RUSH: Here’s Kyle in Sun City, Arizona. Hi, Kyle. I’m glad you waited. Great to have you here. Hello.

CALLER: Hey, dittos, Rush.

RUSH: Thanks much.

CALLER: Hey, do you remember back — I believe it was 2009 — when we had that H1N1 flu pandemic sweeping across Central America?

RUSH: What is H1? Is that a bird flu?

CALLER: Yeah, that was the flu virus.

RUSH: Flu virus, flu virus, H1. Yeah, vaguely I do, 2009, yeah.

CALLER: Yeah, we had Kathleen Sebelius.

RUSH: Oh, yeah! Oh! Oh!

CALLER: She was out there doing those news conferences and sneezing into her sleeve.

RUSH: Now I remember, yes! She was everywhere. Oh, yeah. Oh, now I remember. Yes, yes, yes.

CALLER: Yes, we had all that fearmongering from the administration then, and then we had Joe Biden. He did an interview where he said he would not allow his family to travel in enclosed spaces, i.e., like an airplane. So what’s different now?

RUSH: What has Joe Biden said about Ebola?

CALLER: Well, my question is, he wouldn’t allow his family then to fly in an airplane.

RUSH: Yeah, I know. I know. But it’s Biden. I mean, he was undercutting his… I have Sebelius in my mind, and there was fear. I mean, they were really trying to raise — I’ll call it consciousness raising rather than fearmongering. They were trying to raise that and they’re pushing the vaccine, right? I don’t remember Biden. He always gets in on the act. He tries to put the exclamation point on everything, and ends up putting his foot in his mouth. So I get your point. It is, if the H1 virus, which didn’t amount to anything, was enough to keep Biden and his family out of enclosed places like an airplane cabin…?

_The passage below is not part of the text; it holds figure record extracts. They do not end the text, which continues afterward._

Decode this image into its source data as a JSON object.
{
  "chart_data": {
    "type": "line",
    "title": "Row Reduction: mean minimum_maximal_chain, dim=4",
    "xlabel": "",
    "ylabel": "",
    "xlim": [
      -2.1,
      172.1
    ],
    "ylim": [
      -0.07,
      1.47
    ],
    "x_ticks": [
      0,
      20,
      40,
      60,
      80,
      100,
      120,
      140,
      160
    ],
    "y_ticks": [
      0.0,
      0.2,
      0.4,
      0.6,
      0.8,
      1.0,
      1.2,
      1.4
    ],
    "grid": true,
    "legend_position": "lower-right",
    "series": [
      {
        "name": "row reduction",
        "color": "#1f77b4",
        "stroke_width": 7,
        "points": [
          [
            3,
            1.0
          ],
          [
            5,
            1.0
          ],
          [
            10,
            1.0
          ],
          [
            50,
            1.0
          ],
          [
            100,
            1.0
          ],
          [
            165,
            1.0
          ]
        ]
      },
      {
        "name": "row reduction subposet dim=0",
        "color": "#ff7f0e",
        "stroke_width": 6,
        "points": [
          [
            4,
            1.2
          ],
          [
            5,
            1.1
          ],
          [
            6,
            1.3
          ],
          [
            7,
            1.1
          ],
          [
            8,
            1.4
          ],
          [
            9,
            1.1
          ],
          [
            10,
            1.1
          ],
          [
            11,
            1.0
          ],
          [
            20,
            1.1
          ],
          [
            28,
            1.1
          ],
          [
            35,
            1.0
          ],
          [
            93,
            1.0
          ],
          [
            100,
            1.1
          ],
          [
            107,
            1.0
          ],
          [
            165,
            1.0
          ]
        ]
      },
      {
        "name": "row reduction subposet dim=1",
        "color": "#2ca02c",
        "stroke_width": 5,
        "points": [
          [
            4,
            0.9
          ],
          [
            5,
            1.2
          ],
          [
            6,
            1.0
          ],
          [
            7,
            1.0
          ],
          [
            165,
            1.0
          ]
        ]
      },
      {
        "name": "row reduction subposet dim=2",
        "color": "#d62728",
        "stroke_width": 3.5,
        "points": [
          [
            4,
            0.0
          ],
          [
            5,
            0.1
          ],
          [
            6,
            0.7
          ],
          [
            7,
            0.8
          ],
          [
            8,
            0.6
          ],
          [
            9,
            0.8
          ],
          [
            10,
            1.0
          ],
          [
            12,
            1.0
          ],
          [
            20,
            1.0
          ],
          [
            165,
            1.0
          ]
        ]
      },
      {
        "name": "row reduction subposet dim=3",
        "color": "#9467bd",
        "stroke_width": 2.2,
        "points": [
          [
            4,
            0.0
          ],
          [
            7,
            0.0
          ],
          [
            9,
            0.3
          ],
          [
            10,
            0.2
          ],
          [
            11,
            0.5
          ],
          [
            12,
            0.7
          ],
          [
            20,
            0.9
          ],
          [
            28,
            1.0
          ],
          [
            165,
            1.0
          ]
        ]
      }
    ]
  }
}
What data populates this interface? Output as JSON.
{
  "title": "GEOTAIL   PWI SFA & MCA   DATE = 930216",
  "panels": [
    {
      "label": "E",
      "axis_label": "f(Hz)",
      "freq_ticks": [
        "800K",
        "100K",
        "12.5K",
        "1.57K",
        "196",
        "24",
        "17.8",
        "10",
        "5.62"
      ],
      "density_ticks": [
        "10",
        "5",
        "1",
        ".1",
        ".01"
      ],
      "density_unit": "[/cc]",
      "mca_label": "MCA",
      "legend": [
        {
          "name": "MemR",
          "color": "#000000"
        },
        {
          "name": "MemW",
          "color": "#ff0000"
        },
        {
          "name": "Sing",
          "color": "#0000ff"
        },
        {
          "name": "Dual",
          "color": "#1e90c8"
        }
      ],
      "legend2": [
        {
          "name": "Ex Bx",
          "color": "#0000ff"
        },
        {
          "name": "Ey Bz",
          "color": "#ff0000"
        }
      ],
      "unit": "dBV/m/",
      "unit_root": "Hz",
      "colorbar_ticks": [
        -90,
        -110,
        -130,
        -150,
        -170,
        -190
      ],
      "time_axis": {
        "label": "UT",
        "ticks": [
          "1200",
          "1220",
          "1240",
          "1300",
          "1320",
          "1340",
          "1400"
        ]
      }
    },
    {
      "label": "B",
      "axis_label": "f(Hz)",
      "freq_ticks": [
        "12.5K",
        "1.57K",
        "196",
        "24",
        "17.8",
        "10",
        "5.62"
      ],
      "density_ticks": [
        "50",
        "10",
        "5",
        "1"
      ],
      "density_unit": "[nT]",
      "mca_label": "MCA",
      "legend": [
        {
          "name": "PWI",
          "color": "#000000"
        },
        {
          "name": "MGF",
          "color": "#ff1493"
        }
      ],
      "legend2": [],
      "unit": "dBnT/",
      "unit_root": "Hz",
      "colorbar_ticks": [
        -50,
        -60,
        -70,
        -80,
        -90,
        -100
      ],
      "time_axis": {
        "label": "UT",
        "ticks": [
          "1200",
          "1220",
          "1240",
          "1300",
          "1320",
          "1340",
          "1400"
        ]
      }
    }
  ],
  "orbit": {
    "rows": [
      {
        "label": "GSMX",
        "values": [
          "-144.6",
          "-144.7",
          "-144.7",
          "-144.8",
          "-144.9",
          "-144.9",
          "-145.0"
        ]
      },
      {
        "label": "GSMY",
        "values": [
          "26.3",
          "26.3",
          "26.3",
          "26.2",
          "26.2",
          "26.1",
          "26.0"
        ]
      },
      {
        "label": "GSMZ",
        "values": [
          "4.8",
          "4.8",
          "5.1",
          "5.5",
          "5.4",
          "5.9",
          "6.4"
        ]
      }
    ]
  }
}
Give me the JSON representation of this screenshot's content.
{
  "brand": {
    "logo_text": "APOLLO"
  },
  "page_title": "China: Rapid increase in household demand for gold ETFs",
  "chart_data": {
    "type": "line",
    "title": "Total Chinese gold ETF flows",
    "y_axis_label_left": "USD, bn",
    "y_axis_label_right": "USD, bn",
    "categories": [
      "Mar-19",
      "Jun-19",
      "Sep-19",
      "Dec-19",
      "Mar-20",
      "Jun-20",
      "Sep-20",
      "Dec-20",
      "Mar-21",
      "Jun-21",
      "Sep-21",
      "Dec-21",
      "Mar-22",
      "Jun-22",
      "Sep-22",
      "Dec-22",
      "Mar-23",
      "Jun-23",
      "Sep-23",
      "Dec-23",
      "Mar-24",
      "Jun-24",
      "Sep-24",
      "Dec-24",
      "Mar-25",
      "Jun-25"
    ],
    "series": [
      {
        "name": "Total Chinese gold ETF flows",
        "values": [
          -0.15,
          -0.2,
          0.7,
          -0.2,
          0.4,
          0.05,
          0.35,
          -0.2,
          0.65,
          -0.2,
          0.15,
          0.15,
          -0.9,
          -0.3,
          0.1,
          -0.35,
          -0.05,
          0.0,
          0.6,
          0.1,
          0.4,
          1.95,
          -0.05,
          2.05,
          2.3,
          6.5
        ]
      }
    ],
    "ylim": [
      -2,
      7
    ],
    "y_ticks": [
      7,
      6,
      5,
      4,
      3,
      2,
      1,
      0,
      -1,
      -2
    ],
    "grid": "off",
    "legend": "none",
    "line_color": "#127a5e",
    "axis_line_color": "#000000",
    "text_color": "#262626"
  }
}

CALLER: Of course, now they’re telling us there’s nothing to worry about.

RUSH: Yeah, if you don’t see any symptoms. Nothing at all to worry about if you don’t see any symptoms. If you don’t see any symptoms, it’s impossible for the disease to spread — they think. No, I get your point. These contradictions in the way things are being dealt with, they really are stark. But I tell you, do you know what my favorite one is that we’ve learned today? I’m serious.

Here this guy at the CDC, this Frieden guy — who will not go out of his way to ban anybody with Ebola getting into this country — was the guy in New York who sends cigarette smokers as far away from the mainstream as he could get ’em. He banned smoking everywhere in public, in ballparks, in parks, because smoking kills? It may take 30 years to kill you, but it supposedly kills. Smoking? That’s the guy running the CDC? There’s no way cigarette smoking is anywhere near as life-threatening as this is, and he’s treating it in an entirely different manner.